It is based on rc_event_queue idea of reader counters. Queue represented as an atomic single-linked list of blocks. Each block have atomic use counter (like Arc). Each block pointed by "next" in list node have +1 use count as well.
struct Block{
..
next : AtomicPtr<Block>,
use_count: AtomicUsize,
mem : [T; BLOCK_SIZE]
}
struct Reader{
// This prevents block and the rest of the list AFTER it from disappearing.
block: BlockArc,
index: usize,
len : usize, // last known Block::len value. Re-load each time index==len.
}
When reader enters next block, it increases it's counter, and decreases old one. Then it reads block's atomic len - and it is safe to read from block start to that len.

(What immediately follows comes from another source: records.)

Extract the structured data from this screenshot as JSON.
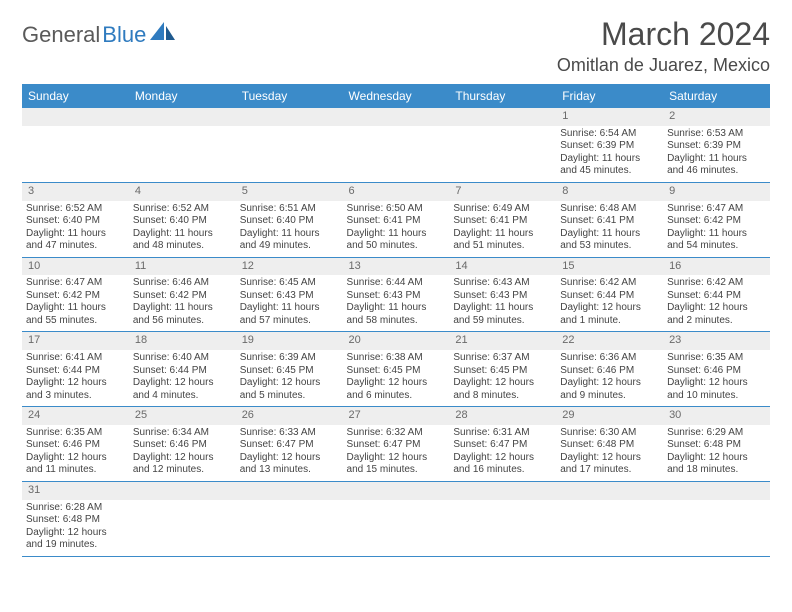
{
  "logo": {
    "part1": "General",
    "part2": "Blue"
  },
  "title": "March 2024",
  "location": "Omitlan de Juarez, Mexico",
  "colors": {
    "header_bg": "#3b8bc9",
    "header_text": "#ffffff",
    "daynum_bg": "#eeeeee",
    "daynum_text": "#6a6a6a",
    "cell_text": "#444444",
    "border": "#3b8bc9",
    "logo_gray": "#5a5a5a",
    "logo_blue": "#2f7bbf"
  },
  "typography": {
    "title_fontsize": 32,
    "location_fontsize": 18,
    "header_fontsize": 12,
    "daynum_fontsize": 11,
    "cell_fontsize": 10
  },
  "weekdays": [
    "Sunday",
    "Monday",
    "Tuesday",
    "Wednesday",
    "Thursday",
    "Friday",
    "Saturday"
  ],
  "weeks": [
    [
      null,
      null,
      null,
      null,
      null,
      {
        "day": "1",
        "sunrise": "Sunrise: 6:54 AM",
        "sunset": "Sunset: 6:39 PM",
        "daylight": "Daylight: 11 hours and 45 minutes."
      },
      {
        "day": "2",
        "sunrise": "Sunrise: 6:53 AM",
        "sunset": "Sunset: 6:39 PM",
        "daylight": "Daylight: 11 hours and 46 minutes."
      }
    ],
    [
      {
        "day": "3",
        "sunrise": "Sunrise: 6:52 AM",
        "sunset": "Sunset: 6:40 PM",
        "daylight": "Daylight: 11 hours and 47 minutes."
      },
      {
        "day": "4",
        "sunrise": "Sunrise: 6:52 AM",
        "sunset": "Sunset: 6:40 PM",
        "daylight": "Daylight: 11 hours and 48 minutes."
      },
      {
        "day": "5",
        "sunrise": "Sunrise: 6:51 AM",
        "sunset": "Sunset: 6:40 PM",
        "daylight": "Daylight: 11 hours and 49 minutes."
      },
      {
        "day": "6",
        "sunrise": "Sunrise: 6:50 AM",
        "sunset": "Sunset: 6:41 PM",
        "daylight": "Daylight: 11 hours and 50 minutes."
      },
      {
        "day": "7",
        "sunrise": "Sunrise: 6:49 AM",
        "sunset": "Sunset: 6:41 PM",
        "daylight": "Daylight: 11 hours and 51 minutes."
      },
      {
        "day": "8",
        "sunrise": "Sunrise: 6:48 AM",
        "sunset": "Sunset: 6:41 PM",
        "daylight": "Daylight: 11 hours and 53 minutes."
      },
      {
        "day": "9",
        "sunrise": "Sunrise: 6:47 AM",
        "sunset": "Sunset: 6:42 PM",
        "daylight": "Daylight: 11 hours and 54 minutes."
      }
    ],
    [
      {
        "day": "10",
        "sunrise": "Sunrise: 6:47 AM",
        "sunset": "Sunset: 6:42 PM",
        "daylight": "Daylight: 11 hours and 55 minutes."
      },
      {
        "day": "11",
        "sunrise": "Sunrise: 6:46 AM",
        "sunset": "Sunset: 6:42 PM",
        "daylight": "Daylight: 11 hours and 56 minutes."
      },
      {
        "day": "12",
        "sunrise": "Sunrise: 6:45 AM",
        "sunset": "Sunset: 6:43 PM",
        "daylight": "Daylight: 11 hours and 57 minutes."
      },
      {
        "day": "13",
        "sunrise": "Sunrise: 6:44 AM",
        "sunset": "Sunset: 6:43 PM",
        "daylight": "Daylight: 11 hours and 58 minutes."
      },
      {
        "day": "14",
        "sunrise": "Sunrise: 6:43 AM",
        "sunset": "Sunset: 6:43 PM",
        "daylight": "Daylight: 11 hours and 59 minutes."
      },
      {
        "day": "15",
        "sunrise": "Sunrise: 6:42 AM",
        "sunset": "Sunset: 6:44 PM",
        "daylight": "Daylight: 12 hours and 1 minute."
      },
      {
        "day": "16",
        "sunrise": "Sunrise: 6:42 AM",
        "sunset": "Sunset: 6:44 PM",
        "daylight": "Daylight: 12 hours and 2 minutes."
      }
    ],
    [
      {
        "day": "17",
        "sunrise": "Sunrise: 6:41 AM",
        "sunset": "Sunset: 6:44 PM",
        "daylight": "Daylight: 12 hours and 3 minutes."
      },
      {
        "day": "18",
        "sunrise": "Sunrise: 6:40 AM",
        "sunset": "Sunset: 6:44 PM",
        "daylight": "Daylight: 12 hours and 4 minutes."
      },
      {
        "day": "19",
        "sunrise": "Sunrise: 6:39 AM",
        "sunset": "Sunset: 6:45 PM",
        "daylight": "Daylight: 12 hours and 5 minutes."
      },
      {
        "day": "20",
        "sunrise": "Sunrise: 6:38 AM",
        "sunset": "Sunset: 6:45 PM",
        "daylight": "Daylight: 12 hours and 6 minutes."
      },
      {
        "day": "21",
        "sunrise": "Sunrise: 6:37 AM",
        "sunset": "Sunset: 6:45 PM",
        "daylight": "Daylight: 12 hours and 8 minutes."
      },
      {
        "day": "22",
        "sunrise": "Sunrise: 6:36 AM",
        "sunset": "Sunset: 6:46 PM",
        "daylight": "Daylight: 12 hours and 9 minutes."
      },
      {
        "day": "23",
        "sunrise": "Sunrise: 6:35 AM",
        "sunset": "Sunset: 6:46 PM",
        "daylight": "Daylight: 12 hours and 10 minutes."
      }
    ],
    [
      {
        "day": "24",
        "sunrise": "Sunrise: 6:35 AM",
        "sunset": "Sunset: 6:46 PM",
        "daylight": "Daylight: 12 hours and 11 minutes."
      },
      {
        "day": "25",
        "sunrise": "Sunrise: 6:34 AM",
        "sunset": "Sunset: 6:46 PM",
        "daylight": "Daylight: 12 hours and 12 minutes."
      },
      {
        "day": "26",
        "sunrise": "Sunrise: 6:33 AM",
        "sunset": "Sunset: 6:47 PM",
        "daylight": "Daylight: 12 hours and 13 minutes."
      },
      {
        "day": "27",
        "sunrise": "Sunrise: 6:32 AM",
        "sunset": "Sunset: 6:47 PM",
        "daylight": "Daylight: 12 hours and 15 minutes."
      },
      {
        "day": "28",
        "sunrise": "Sunrise: 6:31 AM",
        "sunset": "Sunset: 6:47 PM",
        "daylight": "Daylight: 12 hours and 16 minutes."
      },
      {
        "day": "29",
        "sunrise": "Sunrise: 6:30 AM",
        "sunset": "Sunset: 6:48 PM",
        "daylight": "Daylight: 12 hours and 17 minutes."
      },
      {
        "day": "30",
        "sunrise": "Sunrise: 6:29 AM",
        "sunset": "Sunset: 6:48 PM",
        "daylight": "Daylight: 12 hours and 18 minutes."
      }
    ],
    [
      {
        "day": "31",
        "sunrise": "Sunrise: 6:28 AM",
        "sunset": "Sunset: 6:48 PM",
        "daylight": "Daylight: 12 hours and 19 minutes."
      },
      null,
      null,
      null,
      null,
      null,
      null
    ]
  ]
}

Only the front block can down counter to 0. This is because it is the only block,
that does not pointed by "next" in list. Even if there will be no readers in the block in the middle of the list - it still will have use_count = 1
, because it is pointed by prev block in list.
So, when the last reader left front block, it use counter will drop to 0 - and it will be dropped.

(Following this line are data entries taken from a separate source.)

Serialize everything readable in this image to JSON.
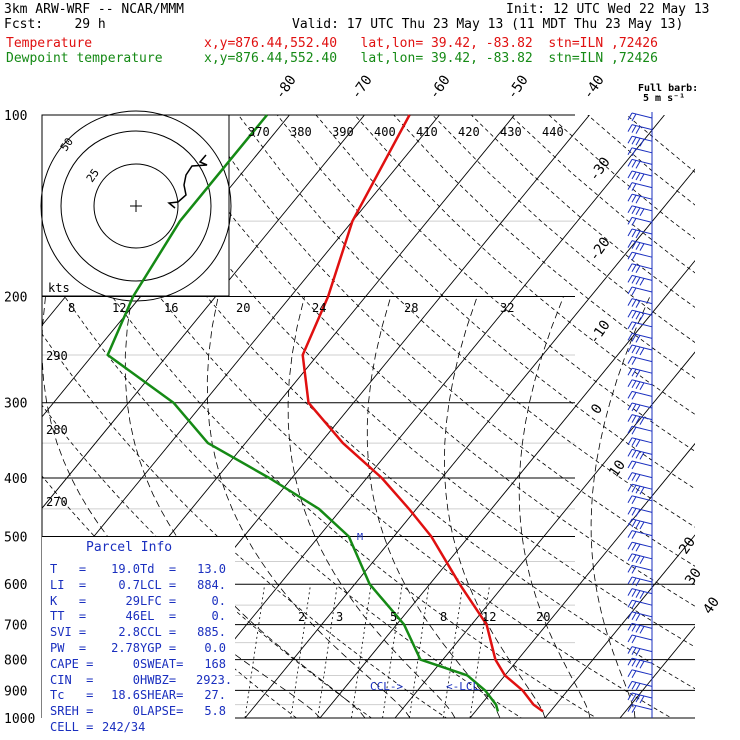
{
  "header": {
    "model": "3km ARW-WRF -- NCAR/MMM",
    "init": "Init: 12 UTC Wed 22 May 13",
    "fcst": "Fcst:    29 h",
    "valid": "Valid: 17 UTC Thu 23 May 13 (11 MDT Thu 23 May 13)",
    "temp_label": "Temperature",
    "temp_info": "x,y=876.44,552.40   lat,lon= 39.42, -83.82  stn=ILN ,72426",
    "dew_label": "Dewpoint temperature",
    "dew_info": "x,y=876.44,552.40   lat,lon= 39.42, -83.82  stn=ILN ,72426",
    "barb_label": "Full barb:",
    "barb_units": "5 m s⁻¹"
  },
  "colors": {
    "temperature": "#e01010",
    "dewpoint": "#158a15",
    "info": "#1a2fbf",
    "isobar": "#000000"
  },
  "chart_data": {
    "type": "line",
    "title": "Skew-T log-P sounding",
    "pressure_levels": [
      "100",
      "200",
      "300",
      "400",
      "500",
      "600",
      "700",
      "800",
      "900",
      "1000"
    ],
    "isotherm_labels": [
      "-80",
      "-70",
      "-60",
      "-50",
      "-40",
      "-30",
      "-20",
      "-10",
      "0",
      "10",
      "20",
      "30",
      "40"
    ],
    "theta_labels": [
      "370",
      "380",
      "390",
      "400",
      "410",
      "420",
      "430",
      "440"
    ],
    "left_theta_labels": [
      "290",
      "280",
      "270"
    ],
    "mixing_ratio_labels": [
      "2",
      "3",
      "5",
      "8",
      "12",
      "20"
    ],
    "hodograph_speed_labels": [
      "8",
      "12",
      "16",
      "20",
      "24",
      "28",
      "32"
    ],
    "hodograph_units": "kts",
    "hodograph_ring_labels": [
      "25",
      "50"
    ],
    "markers": [
      "CCL",
      "LCL",
      "M"
    ],
    "series": [
      {
        "name": "Temperature",
        "points": [
          [
            100,
            -64
          ],
          [
            150,
            -60
          ],
          [
            200,
            -55
          ],
          [
            250,
            -52
          ],
          [
            300,
            -46
          ],
          [
            350,
            -37
          ],
          [
            400,
            -28
          ],
          [
            450,
            -21
          ],
          [
            500,
            -15
          ],
          [
            600,
            -6
          ],
          [
            700,
            2
          ],
          [
            800,
            7
          ],
          [
            850,
            10
          ],
          [
            900,
            14
          ],
          [
            950,
            17
          ],
          [
            975,
            19
          ]
        ]
      },
      {
        "name": "Dewpoint",
        "points": [
          [
            100,
            -83
          ],
          [
            150,
            -83
          ],
          [
            200,
            -81
          ],
          [
            250,
            -78
          ],
          [
            300,
            -64
          ],
          [
            350,
            -55
          ],
          [
            400,
            -43
          ],
          [
            450,
            -33
          ],
          [
            500,
            -26
          ],
          [
            600,
            -18
          ],
          [
            700,
            -9
          ],
          [
            800,
            -3
          ],
          [
            850,
            5
          ],
          [
            900,
            9
          ],
          [
            950,
            12
          ],
          [
            975,
            13
          ]
        ]
      }
    ],
    "parcel_info": {
      "title": "Parcel Info",
      "rows": [
        [
          "T   =",
          "19.0",
          "Td  =",
          "13.0"
        ],
        [
          "LI  =",
          "0.7",
          "LCL =",
          "884."
        ],
        [
          "K   =",
          "29",
          "LFC =",
          "0."
        ],
        [
          "TT  =",
          "46",
          "EL  =",
          "0."
        ],
        [
          "SVI =",
          "2.8",
          "CCL =",
          "885."
        ],
        [
          "PW  =",
          "2.78",
          "YGP =",
          "0.0"
        ],
        [
          "CAPE =",
          "0",
          "SWEAT=",
          "168"
        ],
        [
          "CIN  =",
          "0",
          "HWBZ=",
          "2923."
        ],
        [
          "Tc   =",
          "18.6",
          "SHEAR=",
          "27."
        ],
        [
          "SREH =",
          "0",
          "LAPSE=",
          "5.8"
        ],
        [
          "CELL =",
          "242/34",
          "",
          ""
        ]
      ]
    }
  }
}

And since queue CAN NOT in any way dispose blocks in the middle of the list, this means that "next" pointer can not be changed in the middle of the list at all. And only the latest/back block can change its "next" pointer from NULL to some real block, when new block pushed to the list.
This guarantees that read next block will not be disposed, until we hold arc pointer to it's previous block. Which means that no additional synchronization needed when reader moves to the next block. It can just atomically read "next" pointer - it will always be valid or NULL.
There are several algorithms developed as chute evolved. You may just skip for the last one.
Simplified version of pushing value from mpmc writer:
struct Block {
..
packed: AtomicU64 // occupied_len:u32 + writers:u32
len : AtomicUsize,
mem : [T; BLOCK_SIZE]
}
// 1. occupied_len += 1 and writers += 1 in one go.
let Packed{ occupied_len, .. } = block.packed.fetch_add(
Packed{ occupied_len: 1, writers: 1 }.into(),
Ordering::AcqRel
).into();
if occupied_len >= BLOCK_SIZE {
// Put counters back.
..
return Err(); // here we allocate next block, etc...
}
// 2. Actually write value
block.mem[occupied_len].write(value);
// 3. writers -= 1
let Packed{ occupied_len, writers } = block.packed.fetch_sub(
Packed{ occupied_len: 0, writers: 1 }.into(),
Ordering::AcqRel
).into();
// 4. If writers == 0, means all simultaneous writes over,
// and occupied_len can be set as real len.
if writers == 1 {
// We can't just len.store(occupied_len).
// It is possible that there is other thread
// that just finished writing AFTER our position in mem,
// and updated len with HIGHER value.
// So we want highest value, instead.
block.len.fetch_max(occupied_len, Ordering::Release);
}
In single-threaded push() we would just block.mem[len++] = value
and then block.len.store(len)
.
But in multithreaded environment we can't just update block.len
with actual value, since some values
BEFORE len can be still in progress of writing. So we need separate len, and writer counter to know when all finish writes and len
can be updated for readers.
There is a case when writers keep constantly writing, and it could look like that writer counter NEVER reach 0. But! Since we have per-block counter - as soon as writers travel to the next one - counter WILL drop to 0. So we just use reasonably (like 4096) sized blocks - if writers write constantly - it will be depleted and changed fast.
This algorithm solves a "never reaching 0" problem of a previous one. And it is faster as well.
Each Block now have bit_blocks
array of AtomicU64
:
struct Block {
..
len: AtomicUsize,
bit_blocks: [AtomicU64; BLOCK_SIZE/64]
}
// Get index.
let occupied_len = self.len.fetch_add(1, Ordering::AcqRel);
if unlikely(occupied_len >= BLOCK_SIZE) {
return Err(value);
}
// Actually save value.
let index = occupied_len;
unsafe{
let mem = self.mem().cast_mut();
mem.add(index).write(value);
}
// Update bitblock, indicating that value is ready to read.
{
let bit_block_index = index / 64;
let bit_index = index % 64;
let bitmask = 1 << bit_index;
let atomic_block = unsafe{ self.bit_blocks.get_unchecked(bit_block_index) };
atomic_block.fetch_or(bitmask, Ordering::Release);
}
Now on the reader side we iterate over bit_blocks
and get trailing_ones()
from each
bitblock, to form a len:
let bit_block = self.block.bit_blocks[self.bitblock_index].load(Ordering::Acquire);
let new_len = self.bitblock_index*64 + bit_block.trailing_ones() as usize;
We need to move to the next bit-block once every 64 read messages, so this is virtually unnoticable from performance perspective.
On result - we have 30% better overall performance, while getting our messages ASAP and still keeping each writer's order. At a price of insignificant memory overhead of a 1 bit per message.